Green(ish) news from around the capitol
• Sen. Maria Cantwell (D-Wash.) is expected to be named the new chair of the energy subcommittee of the Energy and Natural Resources Committee on Wednesday, according to a press release from her office.
• First Lady Michelle Obama stopped by the Department of Interior on Monday to visit with Secretary Ken Salazar and employees, and heralded the important role they’ll play in energy and environmental policy. “You are at the center of this administration’s highest priorities: securing America’s energy future — Barack has talked about it time and time again — protecting our natural environment, and using the natural resources, again, as responsibly as we can,” she said. “These aren’t only vital for the survival of our planet as we work to combat climate change, but also incredibly important to strengthen our economy and the well-being of our families.

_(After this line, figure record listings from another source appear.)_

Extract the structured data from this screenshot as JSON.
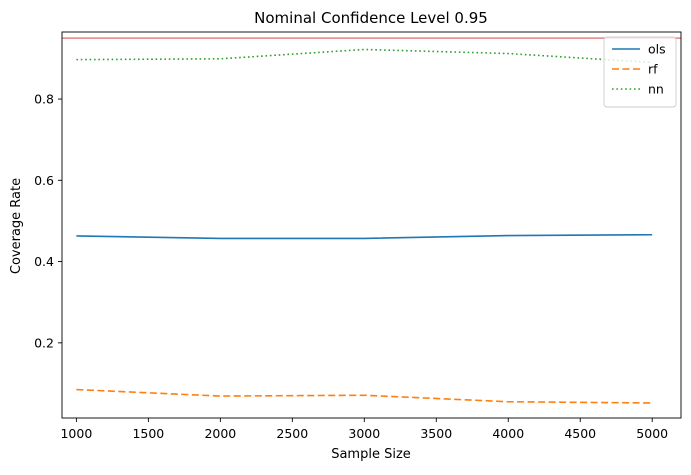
{
  "chart_data": {
    "type": "line",
    "title": "Nominal Confidence Level 0.95",
    "xlabel": "Sample Size",
    "ylabel": "Coverage Rate",
    "x": [
      1000,
      2000,
      3000,
      4000,
      5000
    ],
    "xlim": [
      900,
      5200
    ],
    "ylim": [
      0.015,
      0.965
    ],
    "xticks": [
      1000,
      1500,
      2000,
      2500,
      3000,
      3500,
      4000,
      4500,
      5000
    ],
    "yticks": [
      0.2,
      0.4,
      0.6,
      0.8
    ],
    "ytick_labels": [
      "0.2",
      "0.4",
      "0.6",
      "0.8"
    ],
    "reference_line": {
      "y": 0.95,
      "color": "#d62728"
    },
    "series": [
      {
        "name": "ols",
        "color": "#1f77b4",
        "style": "solid",
        "values": [
          0.463,
          0.457,
          0.457,
          0.464,
          0.466
        ]
      },
      {
        "name": "rf",
        "color": "#ff7f0e",
        "style": "dashed",
        "values": [
          0.085,
          0.069,
          0.071,
          0.055,
          0.052
        ]
      },
      {
        "name": "nn",
        "color": "#2ca02c",
        "style": "dotted",
        "values": [
          0.897,
          0.899,
          0.922,
          0.912,
          0.89
        ]
      }
    ],
    "legend": {
      "position": "top-right"
    },
    "grid": false
  }
}
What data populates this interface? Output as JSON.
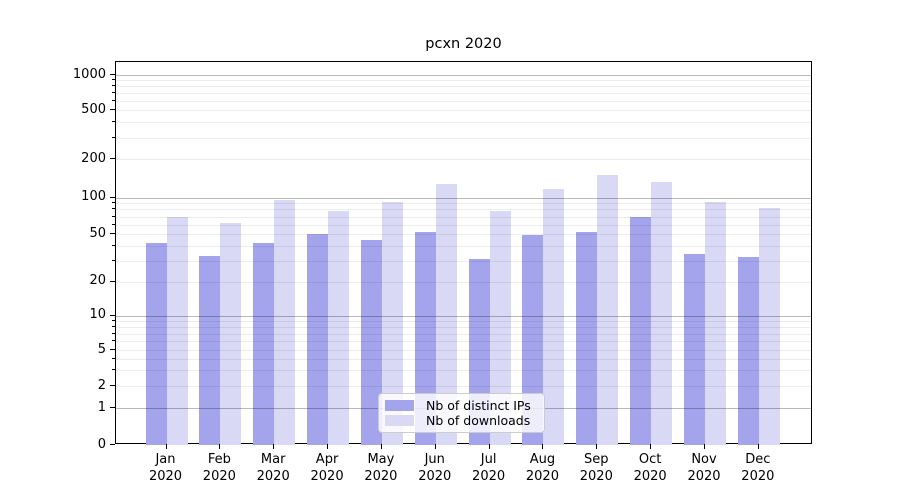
{
  "figure": {
    "title": "pcxn 2020"
  },
  "chart_data": {
    "type": "bar",
    "title": "pcxn 2020",
    "x_months": [
      "Jan",
      "Feb",
      "Mar",
      "Apr",
      "May",
      "Jun",
      "Jul",
      "Aug",
      "Sep",
      "Oct",
      "Nov",
      "Dec"
    ],
    "x_year": "2020",
    "series": [
      {
        "name": "Nb of distinct IPs",
        "color": "#a4a4ed",
        "values": [
          42,
          33,
          42,
          50,
          45,
          52,
          31,
          49,
          52,
          70,
          34,
          32
        ]
      },
      {
        "name": "Nb of downloads",
        "color": "#d9d9f6",
        "values": [
          70,
          62,
          95,
          78,
          92,
          128,
          78,
          117,
          150,
          132,
          93,
          83
        ]
      }
    ],
    "yscale": "symlog",
    "ylim": [
      0,
      1300
    ],
    "yticks": [
      0,
      1,
      2,
      5,
      10,
      20,
      50,
      100,
      200,
      500,
      1000
    ],
    "grid": true,
    "legend_position": "lower center",
    "legend_entries": [
      "Nb of distinct IPs",
      "Nb of downloads"
    ]
  },
  "colors": {
    "bar_distinct_ips": "#a4a4ed",
    "bar_downloads": "#d9d9f6",
    "grid_minor": "#ececec",
    "grid_major": "#bababa",
    "spine": "#000000",
    "background": "#ffffff"
  }
}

At a time when so many Americans are out of work, sound energy and environmental policies are going to help create thousands of jobs through the economic recovery and reinvestment plan that Barack is out there promoting today.”

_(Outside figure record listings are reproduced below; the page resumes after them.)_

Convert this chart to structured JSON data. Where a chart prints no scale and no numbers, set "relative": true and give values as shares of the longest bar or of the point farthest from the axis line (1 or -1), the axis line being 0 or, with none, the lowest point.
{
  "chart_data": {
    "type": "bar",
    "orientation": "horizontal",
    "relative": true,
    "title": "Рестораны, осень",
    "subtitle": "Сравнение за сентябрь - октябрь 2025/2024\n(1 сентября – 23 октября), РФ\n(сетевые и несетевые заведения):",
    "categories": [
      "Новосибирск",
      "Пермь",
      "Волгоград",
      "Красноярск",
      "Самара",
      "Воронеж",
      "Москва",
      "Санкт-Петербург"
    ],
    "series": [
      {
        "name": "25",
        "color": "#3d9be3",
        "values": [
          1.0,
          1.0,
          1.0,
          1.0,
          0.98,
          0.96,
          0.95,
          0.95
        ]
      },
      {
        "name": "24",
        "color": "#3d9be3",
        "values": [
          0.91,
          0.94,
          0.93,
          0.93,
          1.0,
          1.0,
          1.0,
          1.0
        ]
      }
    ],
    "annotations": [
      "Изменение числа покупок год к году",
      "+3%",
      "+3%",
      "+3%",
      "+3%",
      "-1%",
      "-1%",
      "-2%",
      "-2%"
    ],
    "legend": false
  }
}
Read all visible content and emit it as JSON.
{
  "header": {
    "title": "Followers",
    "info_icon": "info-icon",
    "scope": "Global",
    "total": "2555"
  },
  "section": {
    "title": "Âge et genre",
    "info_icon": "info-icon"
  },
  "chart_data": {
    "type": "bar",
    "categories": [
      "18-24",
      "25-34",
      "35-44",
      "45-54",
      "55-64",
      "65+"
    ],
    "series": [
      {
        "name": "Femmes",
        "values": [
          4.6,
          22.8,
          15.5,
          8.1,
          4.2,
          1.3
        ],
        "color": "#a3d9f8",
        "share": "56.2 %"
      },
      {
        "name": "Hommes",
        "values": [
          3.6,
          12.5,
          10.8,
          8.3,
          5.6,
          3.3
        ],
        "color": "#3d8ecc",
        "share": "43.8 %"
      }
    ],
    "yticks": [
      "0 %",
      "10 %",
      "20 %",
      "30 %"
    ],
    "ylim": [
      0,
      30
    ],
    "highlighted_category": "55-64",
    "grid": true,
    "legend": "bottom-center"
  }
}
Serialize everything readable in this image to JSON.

• Rep. Ed Markey (D-Mass.), chair of the Subcommittee on Energy and Environment and the Select Committee for Energy Independence and Global Warming, said at an energy industry gathering in Houston on Monday that he sees a future for both coal and natural gas drilling. “I think we can find areas of the Outer Continental Shelf that are acceptable for drilling, but we need to protect our most sensitive areas,” Markey said, though he didn’t identify specific areas. Coal could play a significant role in the country’s electric portfolio, too, he said, but added, “We have to find a way to sequester carbon dioxide so coal can continue to be part of our mix.” Markey will preside over his first subcommittee meeting this Thursday, on the subject of the climate crisis.
• The Environmental Protection Agency has extended for three months the period before a controversial, 11th-hour Bush administration rule on New Source Review would go into effect. The EPA said on Tuesday that “to allow further review” of the change, they are extending the effective date of the Bush administration’s “aggregation” rule to May 18, 2009. The Bush-era rules, issued on January 12, revised the agency’s policy on “aggregation” to allow emitting facilities and permitting authorities to group emissions from all plant modifications as long as the projects are related. The EPA is also taking a look at the decision to allow major emitters to use “flexible air permits” when they make changes at facilities without further review and approval from the permitting authorities. More on NSR here.
• An international network of 15 environmental groups has launched a campaign to urge President Barack Obama to reject proposals from Canadian Prime Minister Stephen Harper to protect Alberta’s tar sands from greenhouse gas regulation. Obama is visiting with Harper on February 19, and they’re likely to discuss a North American agreement on global warming and energy. They’re online at Obama2Canada.org.